Pension and Retirement Benefits in Australia

Details on statutory and supplemental offerings.

Updated on March 23rd, 2023

What are the statutory pension benefits? What do they cover?

Retirement benefits in Australia are provided through the Age Pension and a superannuation fund. The superannuation payment that an employer makes is to a private retirement fund, while Age Pension is the government fund. Age Pension is means-tested, and when an employee reaches retirement age, their superannuation fund will be considered in their overall income.

Age Pension

The age pension is a pension scheme available to Australian residents over the age of 66 years and 6 months (increasing to age 67 from July 1, 2023, for those born after December 31, 1956). The Age Pension provides pension payments in old age up to a maximum amount. These pension benefits are subject to an income and assets test that can increase or decrease the entitlement people will receive. 

Superannuation Fund

Employers must make contributions (the rate is currently 10.5% of the employee's salary, and it is set to rise to 11% from July 1, 2023) to an employee’s private retirement fund called “superannuation.” This is a required contribution, and if employees do not select a fund for themselves, the employer may need to request details of a stapled super fund from the Australian Tax Office (ATO). Full-time, part-time, and casual workers all receive superannuation contributions from their employers. There are some employees for which the employer does not have to make superannuation contributions, including:

  • Employees under the age of 18 who work under 30 hours per week
  • Nonresident employees being paid for work done outside of Australia
  • Resident employees paid by nonresident employers for work done outside of Australia
  • Non-Australian executives who hold certain visas or entry permits
  • Employees engaged in domestic or private work for less than 30 hours per week (part-time nanny, housekeeper, etc.)
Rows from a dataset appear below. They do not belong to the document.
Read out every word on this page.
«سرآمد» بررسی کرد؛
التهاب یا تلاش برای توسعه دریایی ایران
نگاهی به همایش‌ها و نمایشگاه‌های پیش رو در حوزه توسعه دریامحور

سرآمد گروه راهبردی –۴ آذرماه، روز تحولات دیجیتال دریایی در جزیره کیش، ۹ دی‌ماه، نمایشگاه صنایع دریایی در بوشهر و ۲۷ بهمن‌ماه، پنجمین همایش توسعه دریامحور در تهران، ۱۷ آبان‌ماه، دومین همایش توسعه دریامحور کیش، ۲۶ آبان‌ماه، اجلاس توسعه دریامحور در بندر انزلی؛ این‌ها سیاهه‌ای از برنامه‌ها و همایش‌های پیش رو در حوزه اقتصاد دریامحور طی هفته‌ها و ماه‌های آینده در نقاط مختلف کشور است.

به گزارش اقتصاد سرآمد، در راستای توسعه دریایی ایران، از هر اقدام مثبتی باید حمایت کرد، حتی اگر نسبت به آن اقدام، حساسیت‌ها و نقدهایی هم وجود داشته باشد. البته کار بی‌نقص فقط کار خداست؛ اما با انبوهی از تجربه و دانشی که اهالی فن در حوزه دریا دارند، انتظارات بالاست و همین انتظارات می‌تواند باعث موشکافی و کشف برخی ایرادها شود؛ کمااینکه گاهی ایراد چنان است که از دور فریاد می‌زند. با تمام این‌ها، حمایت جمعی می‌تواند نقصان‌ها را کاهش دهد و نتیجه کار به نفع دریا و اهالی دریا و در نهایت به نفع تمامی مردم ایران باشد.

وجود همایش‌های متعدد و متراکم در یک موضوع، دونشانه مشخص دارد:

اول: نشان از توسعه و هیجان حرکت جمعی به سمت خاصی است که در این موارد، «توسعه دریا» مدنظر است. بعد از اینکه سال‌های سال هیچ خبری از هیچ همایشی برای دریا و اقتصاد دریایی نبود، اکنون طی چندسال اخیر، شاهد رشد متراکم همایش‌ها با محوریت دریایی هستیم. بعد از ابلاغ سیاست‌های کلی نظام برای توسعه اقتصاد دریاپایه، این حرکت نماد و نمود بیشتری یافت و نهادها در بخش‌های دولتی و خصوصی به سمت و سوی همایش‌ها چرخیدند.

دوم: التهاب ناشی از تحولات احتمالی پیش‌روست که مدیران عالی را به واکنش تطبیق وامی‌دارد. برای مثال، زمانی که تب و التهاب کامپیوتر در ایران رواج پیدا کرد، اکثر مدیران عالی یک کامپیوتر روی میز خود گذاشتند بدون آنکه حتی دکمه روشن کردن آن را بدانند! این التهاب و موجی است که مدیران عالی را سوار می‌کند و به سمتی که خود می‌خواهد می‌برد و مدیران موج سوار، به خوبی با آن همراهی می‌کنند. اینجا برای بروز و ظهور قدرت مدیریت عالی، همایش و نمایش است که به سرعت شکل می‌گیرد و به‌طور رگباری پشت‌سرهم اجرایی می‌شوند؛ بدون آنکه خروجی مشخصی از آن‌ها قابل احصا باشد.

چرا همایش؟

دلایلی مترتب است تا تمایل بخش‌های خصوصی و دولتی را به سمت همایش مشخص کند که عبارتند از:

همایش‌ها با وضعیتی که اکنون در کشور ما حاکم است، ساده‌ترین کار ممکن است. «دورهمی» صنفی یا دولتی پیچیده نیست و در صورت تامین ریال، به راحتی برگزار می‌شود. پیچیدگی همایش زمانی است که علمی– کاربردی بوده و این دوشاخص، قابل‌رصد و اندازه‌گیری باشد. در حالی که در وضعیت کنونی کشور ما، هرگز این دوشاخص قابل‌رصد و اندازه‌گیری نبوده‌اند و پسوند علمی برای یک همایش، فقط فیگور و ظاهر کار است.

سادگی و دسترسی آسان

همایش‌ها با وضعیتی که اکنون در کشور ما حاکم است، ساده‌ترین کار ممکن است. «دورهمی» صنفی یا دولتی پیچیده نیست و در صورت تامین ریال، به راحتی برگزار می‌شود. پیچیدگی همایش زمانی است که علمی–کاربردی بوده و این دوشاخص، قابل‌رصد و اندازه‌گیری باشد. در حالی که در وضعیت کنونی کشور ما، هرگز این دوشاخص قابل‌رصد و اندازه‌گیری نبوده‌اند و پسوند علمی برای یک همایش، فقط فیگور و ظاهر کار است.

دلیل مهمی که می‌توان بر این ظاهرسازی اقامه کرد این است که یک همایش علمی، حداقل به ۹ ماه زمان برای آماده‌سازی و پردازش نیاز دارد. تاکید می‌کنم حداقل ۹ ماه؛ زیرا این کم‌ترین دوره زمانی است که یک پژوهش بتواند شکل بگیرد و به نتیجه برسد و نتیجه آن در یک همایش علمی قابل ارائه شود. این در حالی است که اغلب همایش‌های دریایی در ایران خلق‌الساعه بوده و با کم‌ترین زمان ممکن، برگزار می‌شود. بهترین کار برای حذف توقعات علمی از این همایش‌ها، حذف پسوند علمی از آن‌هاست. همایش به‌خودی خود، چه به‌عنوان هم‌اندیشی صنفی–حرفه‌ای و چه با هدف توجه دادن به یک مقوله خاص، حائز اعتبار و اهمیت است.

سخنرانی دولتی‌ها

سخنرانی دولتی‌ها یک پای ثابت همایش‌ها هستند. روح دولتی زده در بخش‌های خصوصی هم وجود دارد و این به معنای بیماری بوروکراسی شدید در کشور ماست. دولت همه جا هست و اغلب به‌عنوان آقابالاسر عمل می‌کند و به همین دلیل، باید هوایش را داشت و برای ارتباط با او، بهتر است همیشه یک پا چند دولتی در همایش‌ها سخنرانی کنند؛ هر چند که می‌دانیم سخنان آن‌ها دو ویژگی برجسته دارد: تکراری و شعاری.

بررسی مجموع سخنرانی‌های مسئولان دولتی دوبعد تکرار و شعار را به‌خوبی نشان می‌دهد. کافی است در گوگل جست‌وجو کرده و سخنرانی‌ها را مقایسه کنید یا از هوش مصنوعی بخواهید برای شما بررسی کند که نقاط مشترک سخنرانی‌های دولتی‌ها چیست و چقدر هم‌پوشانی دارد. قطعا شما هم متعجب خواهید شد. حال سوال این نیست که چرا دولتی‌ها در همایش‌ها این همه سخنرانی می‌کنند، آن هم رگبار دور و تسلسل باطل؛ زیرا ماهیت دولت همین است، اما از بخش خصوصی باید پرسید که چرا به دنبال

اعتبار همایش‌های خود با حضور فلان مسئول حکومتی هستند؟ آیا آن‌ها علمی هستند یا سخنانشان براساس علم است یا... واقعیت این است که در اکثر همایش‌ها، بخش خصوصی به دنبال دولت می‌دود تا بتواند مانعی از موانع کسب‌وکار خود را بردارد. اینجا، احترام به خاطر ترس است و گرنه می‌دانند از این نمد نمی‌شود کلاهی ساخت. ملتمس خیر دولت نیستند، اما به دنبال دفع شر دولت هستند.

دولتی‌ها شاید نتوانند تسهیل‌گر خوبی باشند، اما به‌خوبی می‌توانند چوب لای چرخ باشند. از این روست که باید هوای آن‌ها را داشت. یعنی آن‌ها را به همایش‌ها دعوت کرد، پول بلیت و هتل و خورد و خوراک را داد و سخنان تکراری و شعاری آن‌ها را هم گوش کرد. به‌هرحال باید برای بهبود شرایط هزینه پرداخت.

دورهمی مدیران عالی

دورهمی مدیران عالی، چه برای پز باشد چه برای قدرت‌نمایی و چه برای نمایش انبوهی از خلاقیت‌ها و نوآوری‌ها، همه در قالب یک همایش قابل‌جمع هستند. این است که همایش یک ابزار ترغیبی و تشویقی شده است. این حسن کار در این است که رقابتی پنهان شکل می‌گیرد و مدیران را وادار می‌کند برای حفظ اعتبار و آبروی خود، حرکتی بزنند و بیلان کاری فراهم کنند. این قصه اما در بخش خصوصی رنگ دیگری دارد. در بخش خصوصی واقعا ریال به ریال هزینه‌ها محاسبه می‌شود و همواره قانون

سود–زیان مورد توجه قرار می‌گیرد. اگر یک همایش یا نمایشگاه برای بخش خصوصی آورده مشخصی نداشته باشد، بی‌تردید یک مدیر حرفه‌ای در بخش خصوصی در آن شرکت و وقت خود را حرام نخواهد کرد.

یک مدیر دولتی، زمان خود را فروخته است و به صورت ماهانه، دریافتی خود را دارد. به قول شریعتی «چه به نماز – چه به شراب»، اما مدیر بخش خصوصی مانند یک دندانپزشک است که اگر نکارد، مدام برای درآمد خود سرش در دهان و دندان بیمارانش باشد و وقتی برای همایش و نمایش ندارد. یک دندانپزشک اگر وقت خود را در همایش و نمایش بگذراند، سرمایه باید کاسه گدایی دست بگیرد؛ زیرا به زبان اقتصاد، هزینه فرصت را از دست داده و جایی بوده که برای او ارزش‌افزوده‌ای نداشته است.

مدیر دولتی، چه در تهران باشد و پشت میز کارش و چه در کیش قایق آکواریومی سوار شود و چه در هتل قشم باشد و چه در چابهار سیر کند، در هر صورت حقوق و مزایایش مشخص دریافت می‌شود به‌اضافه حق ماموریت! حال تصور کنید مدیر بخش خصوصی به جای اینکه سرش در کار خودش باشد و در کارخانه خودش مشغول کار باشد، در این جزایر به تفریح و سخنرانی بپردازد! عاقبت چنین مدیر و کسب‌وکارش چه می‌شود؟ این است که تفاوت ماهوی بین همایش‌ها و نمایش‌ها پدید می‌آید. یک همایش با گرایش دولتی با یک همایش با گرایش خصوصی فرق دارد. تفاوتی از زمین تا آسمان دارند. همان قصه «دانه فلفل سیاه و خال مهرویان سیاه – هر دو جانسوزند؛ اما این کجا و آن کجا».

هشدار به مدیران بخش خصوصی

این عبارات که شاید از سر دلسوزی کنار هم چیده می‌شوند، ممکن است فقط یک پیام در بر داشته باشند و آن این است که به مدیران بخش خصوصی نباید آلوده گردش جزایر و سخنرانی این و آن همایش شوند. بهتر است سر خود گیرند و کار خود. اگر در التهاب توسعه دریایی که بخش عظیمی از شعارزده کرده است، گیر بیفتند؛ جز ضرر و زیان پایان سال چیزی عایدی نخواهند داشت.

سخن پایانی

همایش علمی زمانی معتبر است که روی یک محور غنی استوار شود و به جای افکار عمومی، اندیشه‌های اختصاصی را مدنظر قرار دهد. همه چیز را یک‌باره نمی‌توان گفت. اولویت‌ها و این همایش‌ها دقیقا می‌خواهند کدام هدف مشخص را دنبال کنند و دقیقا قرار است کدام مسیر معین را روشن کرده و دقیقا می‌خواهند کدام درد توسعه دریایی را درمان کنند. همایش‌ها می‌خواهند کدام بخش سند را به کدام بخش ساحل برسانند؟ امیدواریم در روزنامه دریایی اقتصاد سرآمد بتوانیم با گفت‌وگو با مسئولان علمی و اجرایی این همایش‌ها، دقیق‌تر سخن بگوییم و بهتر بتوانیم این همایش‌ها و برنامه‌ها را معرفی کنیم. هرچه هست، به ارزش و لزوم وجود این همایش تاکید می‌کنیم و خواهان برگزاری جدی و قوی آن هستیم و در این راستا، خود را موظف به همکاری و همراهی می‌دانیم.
Employers must make superannuation contributions at least four times each year. Employers who are not compliant and do not make contributions in time will be liable for a tax penalty called the Superannuation Guarantee Charge. Within 28 days of commencing employment, the employer must send a written notification to the employee letting them know about the contribution. An employee’s payslip must detail the amount of superannuation contribution for each period to which the payslip relates, as well as the name of the fund.

For more information on superannuation benefits, please refer to this resource.

What pension benefits do most employers offer?

As the Australian pension system (comprising the means-tested Age Pension and superannuation schemes) is one of the best in terms of adequacy, sustainability, and integrity, most employers follow the statutory requirements.

Can an employer make direct contributions to an employee’s private pension? 

An employer's superannuation contribution goes directly into an employee’s private retirement fund.